Ecléctica

La diseñadora italiana Allegra Hicks vive en esta casa hace 24 años. Ubicada en pleno Chelsea, en Londres, es el reflejo perfecto de su identidad y firma: luminosa, elegante y ecléctica. En ella Allegra supo mezclar con gracia obras de arte contemporáneo junto a muebles clásicos y muros tapizados con seda de la India.

 

La diseñadora italiana Allegra Hicks sabe de mezclas. Hija del inventor Carlo Tondato y de la abogado Rosy Maza, Allegra creció en Turín, tiene su oficina Londres, pero vivió por muchos años en Nueva York. Cuando recién se casó con el arquitecto y decorador de interiores Ashley Hicks, se instalaron en Manhattan. “Vivíamos en un exquisito departamento en la Quinta Avenida que pertenecía al nieto de Marc Chagall. Aunque suena glamoroso, por dentro todo estaba en muy mal estado”, recuerda. Dice que lo que realmente le gustaba de vivir ahí era la ciudad, porque Nueva York despertaba en ella la curiosidad y la creatividad.
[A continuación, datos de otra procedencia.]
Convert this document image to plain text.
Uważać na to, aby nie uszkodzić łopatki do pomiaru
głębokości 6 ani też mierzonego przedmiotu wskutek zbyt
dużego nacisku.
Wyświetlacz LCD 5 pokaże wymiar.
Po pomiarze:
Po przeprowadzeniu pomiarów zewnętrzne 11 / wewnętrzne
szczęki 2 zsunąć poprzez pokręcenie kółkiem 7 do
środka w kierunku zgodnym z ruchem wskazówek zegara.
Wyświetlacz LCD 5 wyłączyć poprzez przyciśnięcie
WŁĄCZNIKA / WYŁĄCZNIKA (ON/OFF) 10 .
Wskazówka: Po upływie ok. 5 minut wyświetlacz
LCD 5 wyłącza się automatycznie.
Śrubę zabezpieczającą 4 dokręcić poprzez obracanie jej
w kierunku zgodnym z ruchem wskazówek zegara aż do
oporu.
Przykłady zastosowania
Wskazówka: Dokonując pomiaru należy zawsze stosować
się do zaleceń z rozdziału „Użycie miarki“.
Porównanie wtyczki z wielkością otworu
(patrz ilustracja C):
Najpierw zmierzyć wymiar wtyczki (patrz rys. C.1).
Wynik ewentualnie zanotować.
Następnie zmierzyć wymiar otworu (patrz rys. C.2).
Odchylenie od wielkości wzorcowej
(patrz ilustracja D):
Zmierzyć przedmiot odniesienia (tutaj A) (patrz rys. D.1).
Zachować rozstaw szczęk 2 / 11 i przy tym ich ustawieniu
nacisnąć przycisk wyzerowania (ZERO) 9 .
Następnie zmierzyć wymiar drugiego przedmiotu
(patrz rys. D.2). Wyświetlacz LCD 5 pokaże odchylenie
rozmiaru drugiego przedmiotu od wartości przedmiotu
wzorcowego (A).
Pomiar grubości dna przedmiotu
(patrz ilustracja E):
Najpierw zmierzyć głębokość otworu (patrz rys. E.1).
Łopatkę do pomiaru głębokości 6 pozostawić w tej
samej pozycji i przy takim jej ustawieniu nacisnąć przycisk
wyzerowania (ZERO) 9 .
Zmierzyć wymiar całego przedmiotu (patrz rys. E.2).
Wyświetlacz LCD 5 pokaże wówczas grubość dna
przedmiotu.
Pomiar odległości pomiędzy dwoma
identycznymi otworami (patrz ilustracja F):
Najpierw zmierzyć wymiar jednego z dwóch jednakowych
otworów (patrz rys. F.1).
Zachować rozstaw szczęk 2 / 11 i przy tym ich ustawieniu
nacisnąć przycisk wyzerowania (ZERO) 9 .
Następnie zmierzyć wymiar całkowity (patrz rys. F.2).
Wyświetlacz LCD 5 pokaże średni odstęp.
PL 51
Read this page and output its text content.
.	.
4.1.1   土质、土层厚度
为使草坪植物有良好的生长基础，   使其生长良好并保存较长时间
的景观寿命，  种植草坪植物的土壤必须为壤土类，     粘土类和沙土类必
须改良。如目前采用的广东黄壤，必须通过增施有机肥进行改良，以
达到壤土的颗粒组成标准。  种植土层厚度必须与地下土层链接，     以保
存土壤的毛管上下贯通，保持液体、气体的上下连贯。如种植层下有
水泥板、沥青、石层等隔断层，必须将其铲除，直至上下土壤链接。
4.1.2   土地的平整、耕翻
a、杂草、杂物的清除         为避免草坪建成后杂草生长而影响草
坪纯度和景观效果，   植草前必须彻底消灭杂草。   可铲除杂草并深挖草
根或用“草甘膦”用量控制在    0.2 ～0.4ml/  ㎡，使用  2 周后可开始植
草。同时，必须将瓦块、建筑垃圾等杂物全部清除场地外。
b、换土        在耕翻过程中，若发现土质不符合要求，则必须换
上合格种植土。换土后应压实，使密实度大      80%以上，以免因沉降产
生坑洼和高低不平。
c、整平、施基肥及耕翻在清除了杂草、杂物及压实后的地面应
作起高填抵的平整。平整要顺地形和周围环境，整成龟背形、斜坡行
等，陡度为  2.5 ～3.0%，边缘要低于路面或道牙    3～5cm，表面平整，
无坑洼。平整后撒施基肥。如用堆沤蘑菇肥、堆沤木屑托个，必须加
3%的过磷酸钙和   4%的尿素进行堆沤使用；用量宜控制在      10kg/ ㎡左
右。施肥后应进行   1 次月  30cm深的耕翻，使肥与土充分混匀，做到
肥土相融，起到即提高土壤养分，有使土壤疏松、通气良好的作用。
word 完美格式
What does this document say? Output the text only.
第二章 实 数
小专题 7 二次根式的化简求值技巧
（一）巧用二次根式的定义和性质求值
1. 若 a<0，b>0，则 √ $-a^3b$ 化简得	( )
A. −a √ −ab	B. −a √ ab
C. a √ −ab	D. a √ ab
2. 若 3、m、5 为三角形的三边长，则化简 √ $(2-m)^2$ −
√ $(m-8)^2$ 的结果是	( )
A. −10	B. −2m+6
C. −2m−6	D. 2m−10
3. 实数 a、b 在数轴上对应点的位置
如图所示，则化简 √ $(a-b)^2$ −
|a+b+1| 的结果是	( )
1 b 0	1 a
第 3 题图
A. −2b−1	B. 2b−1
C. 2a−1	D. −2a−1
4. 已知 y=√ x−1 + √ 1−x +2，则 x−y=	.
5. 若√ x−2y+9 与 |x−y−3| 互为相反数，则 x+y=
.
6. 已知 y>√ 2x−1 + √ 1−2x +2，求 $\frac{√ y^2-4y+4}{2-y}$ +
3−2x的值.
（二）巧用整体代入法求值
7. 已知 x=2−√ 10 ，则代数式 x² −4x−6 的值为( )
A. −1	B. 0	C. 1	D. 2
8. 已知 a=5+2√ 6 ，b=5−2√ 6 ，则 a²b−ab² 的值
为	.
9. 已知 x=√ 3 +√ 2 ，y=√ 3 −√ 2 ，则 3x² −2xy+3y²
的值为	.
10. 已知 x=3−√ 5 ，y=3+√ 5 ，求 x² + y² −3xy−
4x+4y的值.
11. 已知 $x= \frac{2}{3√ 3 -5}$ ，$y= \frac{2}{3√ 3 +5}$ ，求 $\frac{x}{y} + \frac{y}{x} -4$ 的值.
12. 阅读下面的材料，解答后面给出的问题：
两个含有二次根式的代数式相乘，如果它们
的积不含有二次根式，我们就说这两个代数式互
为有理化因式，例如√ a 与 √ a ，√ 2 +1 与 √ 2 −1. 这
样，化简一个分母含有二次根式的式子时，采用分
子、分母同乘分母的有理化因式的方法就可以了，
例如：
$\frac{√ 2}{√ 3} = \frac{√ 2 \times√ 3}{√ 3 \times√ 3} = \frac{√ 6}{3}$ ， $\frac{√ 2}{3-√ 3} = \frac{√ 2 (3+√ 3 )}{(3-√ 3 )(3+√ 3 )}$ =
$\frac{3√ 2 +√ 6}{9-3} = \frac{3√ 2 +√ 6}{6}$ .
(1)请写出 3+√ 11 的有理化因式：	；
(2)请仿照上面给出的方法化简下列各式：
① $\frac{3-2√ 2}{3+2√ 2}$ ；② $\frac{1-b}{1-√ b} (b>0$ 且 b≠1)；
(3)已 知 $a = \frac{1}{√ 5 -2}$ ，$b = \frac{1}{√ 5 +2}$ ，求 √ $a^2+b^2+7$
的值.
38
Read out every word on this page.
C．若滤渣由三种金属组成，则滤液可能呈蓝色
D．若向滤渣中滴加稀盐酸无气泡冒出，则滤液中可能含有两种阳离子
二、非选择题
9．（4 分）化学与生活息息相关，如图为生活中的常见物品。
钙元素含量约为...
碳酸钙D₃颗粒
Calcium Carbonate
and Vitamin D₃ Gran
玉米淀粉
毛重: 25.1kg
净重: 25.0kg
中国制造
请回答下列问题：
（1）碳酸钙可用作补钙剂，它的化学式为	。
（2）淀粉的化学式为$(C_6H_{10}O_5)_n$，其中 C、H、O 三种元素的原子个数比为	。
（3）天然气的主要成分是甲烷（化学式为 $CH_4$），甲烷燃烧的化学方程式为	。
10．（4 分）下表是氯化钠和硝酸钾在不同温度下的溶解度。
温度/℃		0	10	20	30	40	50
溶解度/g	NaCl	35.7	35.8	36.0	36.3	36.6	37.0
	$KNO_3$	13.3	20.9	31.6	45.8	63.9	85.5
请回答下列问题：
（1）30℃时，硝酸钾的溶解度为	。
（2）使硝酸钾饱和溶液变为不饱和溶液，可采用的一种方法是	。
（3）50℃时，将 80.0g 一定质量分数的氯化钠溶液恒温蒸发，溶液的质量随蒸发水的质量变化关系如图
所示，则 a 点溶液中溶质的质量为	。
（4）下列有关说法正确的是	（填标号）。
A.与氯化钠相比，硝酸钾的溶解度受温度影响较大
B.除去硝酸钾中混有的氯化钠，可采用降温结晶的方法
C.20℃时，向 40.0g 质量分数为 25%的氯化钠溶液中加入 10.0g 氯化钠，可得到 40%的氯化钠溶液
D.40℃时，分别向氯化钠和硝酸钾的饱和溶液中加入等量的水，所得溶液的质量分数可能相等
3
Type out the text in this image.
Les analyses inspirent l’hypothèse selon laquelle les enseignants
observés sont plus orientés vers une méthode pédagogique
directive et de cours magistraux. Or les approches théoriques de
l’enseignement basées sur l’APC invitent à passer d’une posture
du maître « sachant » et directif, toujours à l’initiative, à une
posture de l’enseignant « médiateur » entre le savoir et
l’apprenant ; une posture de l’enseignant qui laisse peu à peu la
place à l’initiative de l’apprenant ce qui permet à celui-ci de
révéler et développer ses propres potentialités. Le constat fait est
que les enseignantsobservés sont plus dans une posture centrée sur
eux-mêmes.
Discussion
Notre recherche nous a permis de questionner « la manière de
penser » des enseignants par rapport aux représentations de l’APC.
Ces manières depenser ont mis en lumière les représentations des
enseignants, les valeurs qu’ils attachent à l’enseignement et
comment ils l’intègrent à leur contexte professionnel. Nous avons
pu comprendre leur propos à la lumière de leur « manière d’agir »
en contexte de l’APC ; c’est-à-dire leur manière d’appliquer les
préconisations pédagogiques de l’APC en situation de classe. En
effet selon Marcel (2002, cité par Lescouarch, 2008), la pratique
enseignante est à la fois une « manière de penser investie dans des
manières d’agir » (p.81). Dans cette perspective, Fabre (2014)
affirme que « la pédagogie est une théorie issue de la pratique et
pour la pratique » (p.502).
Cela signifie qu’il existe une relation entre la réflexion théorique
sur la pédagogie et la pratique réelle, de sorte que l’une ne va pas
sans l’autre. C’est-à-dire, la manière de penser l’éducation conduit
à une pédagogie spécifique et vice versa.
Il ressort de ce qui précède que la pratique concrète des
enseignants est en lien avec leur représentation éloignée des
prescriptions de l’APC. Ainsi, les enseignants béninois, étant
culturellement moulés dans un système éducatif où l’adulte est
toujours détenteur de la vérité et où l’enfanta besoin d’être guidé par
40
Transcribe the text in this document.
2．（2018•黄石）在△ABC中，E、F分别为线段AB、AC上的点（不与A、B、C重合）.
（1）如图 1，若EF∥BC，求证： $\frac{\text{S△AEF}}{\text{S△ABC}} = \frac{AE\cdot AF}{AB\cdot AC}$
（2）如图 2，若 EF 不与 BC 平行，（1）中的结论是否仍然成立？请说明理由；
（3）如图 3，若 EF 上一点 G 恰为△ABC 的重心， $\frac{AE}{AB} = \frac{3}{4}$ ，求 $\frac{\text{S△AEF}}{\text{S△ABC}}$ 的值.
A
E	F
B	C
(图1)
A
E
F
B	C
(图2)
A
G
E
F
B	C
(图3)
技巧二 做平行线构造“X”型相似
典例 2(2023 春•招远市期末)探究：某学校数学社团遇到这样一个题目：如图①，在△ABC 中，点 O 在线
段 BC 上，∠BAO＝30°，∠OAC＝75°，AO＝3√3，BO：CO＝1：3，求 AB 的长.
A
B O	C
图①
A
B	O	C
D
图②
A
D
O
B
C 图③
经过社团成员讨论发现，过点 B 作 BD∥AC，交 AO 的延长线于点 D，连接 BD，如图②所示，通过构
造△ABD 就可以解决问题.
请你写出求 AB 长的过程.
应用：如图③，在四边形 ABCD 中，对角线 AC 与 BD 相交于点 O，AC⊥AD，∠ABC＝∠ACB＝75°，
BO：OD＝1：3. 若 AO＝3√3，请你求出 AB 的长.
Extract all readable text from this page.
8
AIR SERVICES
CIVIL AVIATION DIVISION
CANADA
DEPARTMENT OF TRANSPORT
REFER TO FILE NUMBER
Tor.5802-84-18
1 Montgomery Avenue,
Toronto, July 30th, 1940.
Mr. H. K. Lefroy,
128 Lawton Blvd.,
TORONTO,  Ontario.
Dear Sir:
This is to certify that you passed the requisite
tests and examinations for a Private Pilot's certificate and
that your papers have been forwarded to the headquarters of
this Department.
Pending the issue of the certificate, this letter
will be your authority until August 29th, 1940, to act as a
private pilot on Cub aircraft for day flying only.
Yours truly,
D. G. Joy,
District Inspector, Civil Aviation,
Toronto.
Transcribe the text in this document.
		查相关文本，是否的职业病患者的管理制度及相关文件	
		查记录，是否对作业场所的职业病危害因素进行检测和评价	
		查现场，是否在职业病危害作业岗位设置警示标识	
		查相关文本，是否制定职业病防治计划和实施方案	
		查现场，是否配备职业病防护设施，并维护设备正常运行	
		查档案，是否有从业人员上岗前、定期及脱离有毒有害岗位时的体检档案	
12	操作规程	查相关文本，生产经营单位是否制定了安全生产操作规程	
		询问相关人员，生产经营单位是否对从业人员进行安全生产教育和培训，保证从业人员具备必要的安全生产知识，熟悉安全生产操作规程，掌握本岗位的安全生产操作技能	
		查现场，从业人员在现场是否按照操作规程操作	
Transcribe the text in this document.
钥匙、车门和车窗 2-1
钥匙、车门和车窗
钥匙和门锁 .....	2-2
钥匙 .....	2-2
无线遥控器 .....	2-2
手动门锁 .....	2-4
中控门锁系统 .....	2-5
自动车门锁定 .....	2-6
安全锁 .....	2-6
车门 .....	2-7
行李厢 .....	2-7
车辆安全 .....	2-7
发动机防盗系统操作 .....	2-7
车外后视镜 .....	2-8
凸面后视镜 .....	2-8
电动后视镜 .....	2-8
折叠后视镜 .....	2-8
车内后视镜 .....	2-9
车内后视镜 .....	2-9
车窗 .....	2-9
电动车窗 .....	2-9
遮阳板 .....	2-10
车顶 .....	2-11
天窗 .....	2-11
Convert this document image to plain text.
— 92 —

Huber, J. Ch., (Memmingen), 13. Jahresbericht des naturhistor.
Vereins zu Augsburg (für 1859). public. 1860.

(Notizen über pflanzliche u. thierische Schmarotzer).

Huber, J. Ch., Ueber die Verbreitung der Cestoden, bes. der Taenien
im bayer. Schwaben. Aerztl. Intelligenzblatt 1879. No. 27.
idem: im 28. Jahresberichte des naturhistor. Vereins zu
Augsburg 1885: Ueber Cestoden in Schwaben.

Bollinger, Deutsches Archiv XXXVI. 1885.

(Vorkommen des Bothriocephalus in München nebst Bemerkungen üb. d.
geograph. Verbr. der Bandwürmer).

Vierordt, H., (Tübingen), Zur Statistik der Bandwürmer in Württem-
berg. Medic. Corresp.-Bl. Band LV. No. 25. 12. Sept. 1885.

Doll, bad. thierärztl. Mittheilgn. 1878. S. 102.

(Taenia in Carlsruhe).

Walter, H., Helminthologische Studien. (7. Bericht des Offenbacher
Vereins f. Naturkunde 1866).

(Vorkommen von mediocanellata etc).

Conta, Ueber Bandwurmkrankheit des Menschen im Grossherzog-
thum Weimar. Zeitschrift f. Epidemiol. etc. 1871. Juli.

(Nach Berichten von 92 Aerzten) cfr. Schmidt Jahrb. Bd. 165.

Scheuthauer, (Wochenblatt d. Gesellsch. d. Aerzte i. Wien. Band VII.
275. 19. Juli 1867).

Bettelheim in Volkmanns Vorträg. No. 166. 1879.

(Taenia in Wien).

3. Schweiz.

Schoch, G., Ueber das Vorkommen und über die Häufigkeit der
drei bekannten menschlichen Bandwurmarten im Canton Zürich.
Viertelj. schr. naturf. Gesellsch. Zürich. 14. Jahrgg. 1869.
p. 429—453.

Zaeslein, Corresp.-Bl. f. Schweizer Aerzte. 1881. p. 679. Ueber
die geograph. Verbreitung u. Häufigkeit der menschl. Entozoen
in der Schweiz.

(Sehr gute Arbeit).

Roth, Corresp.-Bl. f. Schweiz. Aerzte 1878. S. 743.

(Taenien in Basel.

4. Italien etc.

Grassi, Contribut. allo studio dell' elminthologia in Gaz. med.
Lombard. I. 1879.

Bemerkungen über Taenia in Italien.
Sin embargo, Allegra asegura que Londres es donde se siente más en casa. Su hometown está ubicada en pleno Chelsea, uno de los barrios más vibrantes de la ciudad. “Para mí es un lugar precioso por una serie de razones. Primero que nada, es hermoso, está a pocos pasos del río y al otro lado del Chelsea Bridge está el Battersea Park, que es maravilloso. Hay, por supuesto, mucho que hacer, la galería Saatchi está a la vuelta de la esquina y alrededor hay un montón de restaurantes”, cuenta.

Allegra vive en esta casa desde hace 24 años. Corría 1992 y ella estaba embarazada de su primera hija, Angelica cuando, junto a su marido Ashley compraron la casa. “La encontramos muy barata. Decían que estaba en el lado equivocado de la calle, o algo así”, recuerda. “Lo cierto es que cuando nos instalamos, el interior no tenía ningún carácter; esto nos permitió crear los espacios que queríamos vivir. Como diseñadora, mi casa es el primer lienzo para mi trabajo, por lo que es siempre cambiante”, asegura.

Es una casa de cuatro niveles, con cuatro dormitorios y tres baños, todos espacios que ella ha ido redefiniendo con los años. Para la última remodelación trabajó con una paleta de colores sugerentes como el ocre, el azul turquesa y el malva porque “la luz aquí puede ser muy blanca y fría”, cuenta. En las paredes hay pinturas de artistas que son sus amigos, como Anish Kapoor y Donald Baechler. “Creo que hoy la palabra que mejor define mi estilo es ecléctico. Me encanta cómo se combinan los muebles de mediados de siglo con piezas clásicas y diseños contemporáneos”, dice. ¿Sus inspiraciones? Las texturas y colores de la naturaleza, pero también sus viajes, en particular a la India.

Cuando le pregunto por su lugar favorito de la casa dice que por el momento le encanta su comedor. Allegra tapizó las paredes con seda matka lila, bordada con un diseño de rosas en abalorios de cristal de plata. La seda makta es un tejido manual que se hace a partir de los residuos de seda de morera, proviene originalmente de Karnataka y Cachemira, pero su hilado se realiza a mano en los distritos de Malda y Murshidabad, en Bengala Occidental. “Es algo suave y femenino que se complementa muy bien con el móvil colgante de vidrio solapado que está encima de la mesa del comedor”, dice Allegra. Esa pieza es obra de la artista Julia Condon.

El fotógrafo Ricardo Labougle, quien recorrió todos los espacios de la casa de Allegra con su cámara, la define así: “Es muy acogedora. La casa refleja absolutamente la personalidad y el estilo de Allegra. Luminosa, elegante
y femenina”.

“La casa se parece a mí en muchos aspectos”, dice Allegra. “Es un conjunto de cosas: hay objetos que he encontrado en mercados o viajes, hay regalos que me han hecho y cosas preciosas que han llegado hasta mí por fortuna. Pero también hay cosas que he diseñado personalmente a lo largo de los años. Lo que hace que la casa tenga mi estilo es haber sabido encontrar la forma en que todas estas cosas diferentes vivan juntas”, remata la diseñadora.